Garantir la sécurité des connaissances suppose d’atténuer les risques d’espionnage, de transfert non souhaité de connaissances, de vol de propriété intellectuelle, de fuite de données et d’utilisation à mauvais escient des technologies à double usage (c’est-à-dire des technologies qui sont principalement destinées au marché commercial mais qui peuvent également avoir des applications dans les domaines de la défense et de la sécurité).
Dans le cadre des travaux de recherche et développement sur des technologies de pointe, il est essentiel de veiller à la sécurité des connaissances si l'on veut que l’OTAN soit en mesure d'assurer la dissuasion et la défense contre ses adversaires, et de préserver la prospérité de ses pays membres. La lutte contre les menaces hybrides qui ciblent des technologies critiques pour la sécurité nationale requiert une approche pansociétale, dans laquelle le secteur public, le secteur privé, la société civile et les citoyens accordent leurs principes et leurs normes pour coopérer efficacement sur une question donnée. Les divergences constatées entre les différents intervenants (civils et militaires, privés et publics) concernant leur perception de la menace, leurs intérêts et leur niveau de conscientisation entravent la mise en place de ce type d’approche. Si elle veut élaborer une réponse calibrée mobilisant tous les pans de la société, l’OTAN doit comprendre quels sont les impératifs contradictoires des différentes parties prenantes et comment les concilier.

Dans le cadre des travaux de recherche et développement sur des technologies de pointe, il est essentiel de veiller à la sécurité des connaissances si l'on veut que l’OTAN soit en mesure d'assurer la dissuasion et la défense contre ses adversaires, et de préserver la prospérité de ses pays membres. © NCIA
Le présent article examine les différents points de vue qu’a suscités un projet de recherche sur l’intelligence artificielle (IA) baptisé DREAMS Lab et mené en collaboration par des chercheurs chinois et néerlandais. Il offre un cadre d’analyse innovant pour recenser et comprendre ces points de vue et intérêts divergents, cadre que l'on nommera concept d’agencement. Le concept d’agencement est utilisé dans la théorie sociale internationale comme une variante des concepts plus traditionnels d’« état », d’« alliance » ou de « réseau » pour l'étude des formations socio-matérielles émergentes et fluides dans les sociétés contemporaines. Dans le cas présent, le concept d’agencement est utilisé pour comprendre ce qui a amené un groupe hétérogène d'intervenants à s'unir pour donner suite au projet DREAMS Lab, malgré leurs conceptions différentes, voire, parfois, leurs intérêts contradictoires. De la même manière, le concept d’agencement pourrait aider l’OTAN et les Alliés à reconnaître les menaces hybrides et à y répondre, dans le domaine des connaissances et au-delà.

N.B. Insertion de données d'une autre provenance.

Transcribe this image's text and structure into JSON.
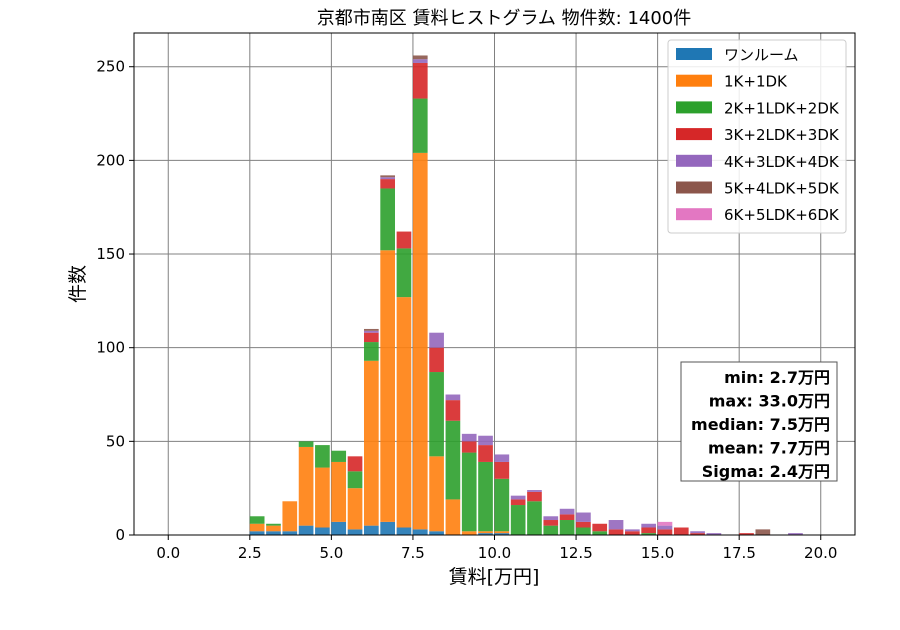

La guerre hybride : champ d’application de la sécurité des connaissances à l’OTAN
Si le concept de « guerre hybride » fait toujours l'objet de débats houleux entre universitaires et responsables politiques, apporter une réponse efficace aux menaces hybrides est néanmoins devenu une priorité absolue pour l’OTAN et ses pays membres. Des États hostiles recourent de plus en plus à une combinaison de tactiques hybrides pour servir leurs intérêts stratégiques, leur but étant souvent de rester sous le seuil du conflit armé. En fait, les menaces hybrides sont un défi urgent et intermilieux, qui se situe dans une « zone grise » quelque part entre la guerre et la paix. Désinformation, ingérence politique, cyberguerre et vol de technologies en sont autant d’exemples.

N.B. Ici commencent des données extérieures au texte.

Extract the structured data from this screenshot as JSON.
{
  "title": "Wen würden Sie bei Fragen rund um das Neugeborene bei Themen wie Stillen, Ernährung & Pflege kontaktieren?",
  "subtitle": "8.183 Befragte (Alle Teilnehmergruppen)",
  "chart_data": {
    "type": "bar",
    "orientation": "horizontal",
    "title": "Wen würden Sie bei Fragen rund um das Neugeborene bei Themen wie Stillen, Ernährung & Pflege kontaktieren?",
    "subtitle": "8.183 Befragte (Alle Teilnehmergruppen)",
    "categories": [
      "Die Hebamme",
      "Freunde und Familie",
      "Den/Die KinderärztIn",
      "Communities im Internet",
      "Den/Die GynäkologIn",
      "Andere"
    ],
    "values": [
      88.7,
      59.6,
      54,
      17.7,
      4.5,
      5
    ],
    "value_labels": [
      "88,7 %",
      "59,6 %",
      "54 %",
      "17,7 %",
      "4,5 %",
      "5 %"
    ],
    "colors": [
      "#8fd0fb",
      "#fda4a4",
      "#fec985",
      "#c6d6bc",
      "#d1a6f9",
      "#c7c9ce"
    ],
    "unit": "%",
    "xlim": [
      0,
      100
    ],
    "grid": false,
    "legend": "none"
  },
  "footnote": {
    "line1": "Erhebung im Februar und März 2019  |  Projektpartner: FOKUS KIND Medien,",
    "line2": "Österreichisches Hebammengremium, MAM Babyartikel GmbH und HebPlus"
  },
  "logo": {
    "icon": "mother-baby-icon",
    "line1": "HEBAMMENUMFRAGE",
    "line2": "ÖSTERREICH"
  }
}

Dans le domaine économique, les menaces hybrides posent problème sur le plan de la sécurité énergétique, des infrastructures critiques, des investissements directs étrangers et de la recherche sur les technologies de pointe. Même s’ils n’ont pas de répercussions immédiates sur le plan militaire, les défis que représentent les menaces hybrides sont d’une importance capitale pour la résilience de l’Alliance et de ses pays membres. La déclaration du sommet de Madrid, tenu en 2022, mentionne explicitement la sécurité énergétique et la résilience aux menaces cyber et hybrides, tandis que l’article 2 du Traité de l'Atlantique Nord appelle à la « collaboration économique » pour les questions touchant à la sécurité nationale, comme celles mentionnées plus haut.
Ce sujet présente également un intérêt à la lumière de la stratégie OTAN pour l’intelligence artificielle, qui a été adoptée par les ministres de la Défense des pays de l’Alliance en octobre 2021 et qui recense les risques que peut comporter l’IA pour la sécurité internationale. Il est donc particulièrement important que l’OTAN comprenne ce qu’implique la sécurité des connaissances, et en quoi elle peut contribuer à une meilleure résilience face aux menaces hybrides.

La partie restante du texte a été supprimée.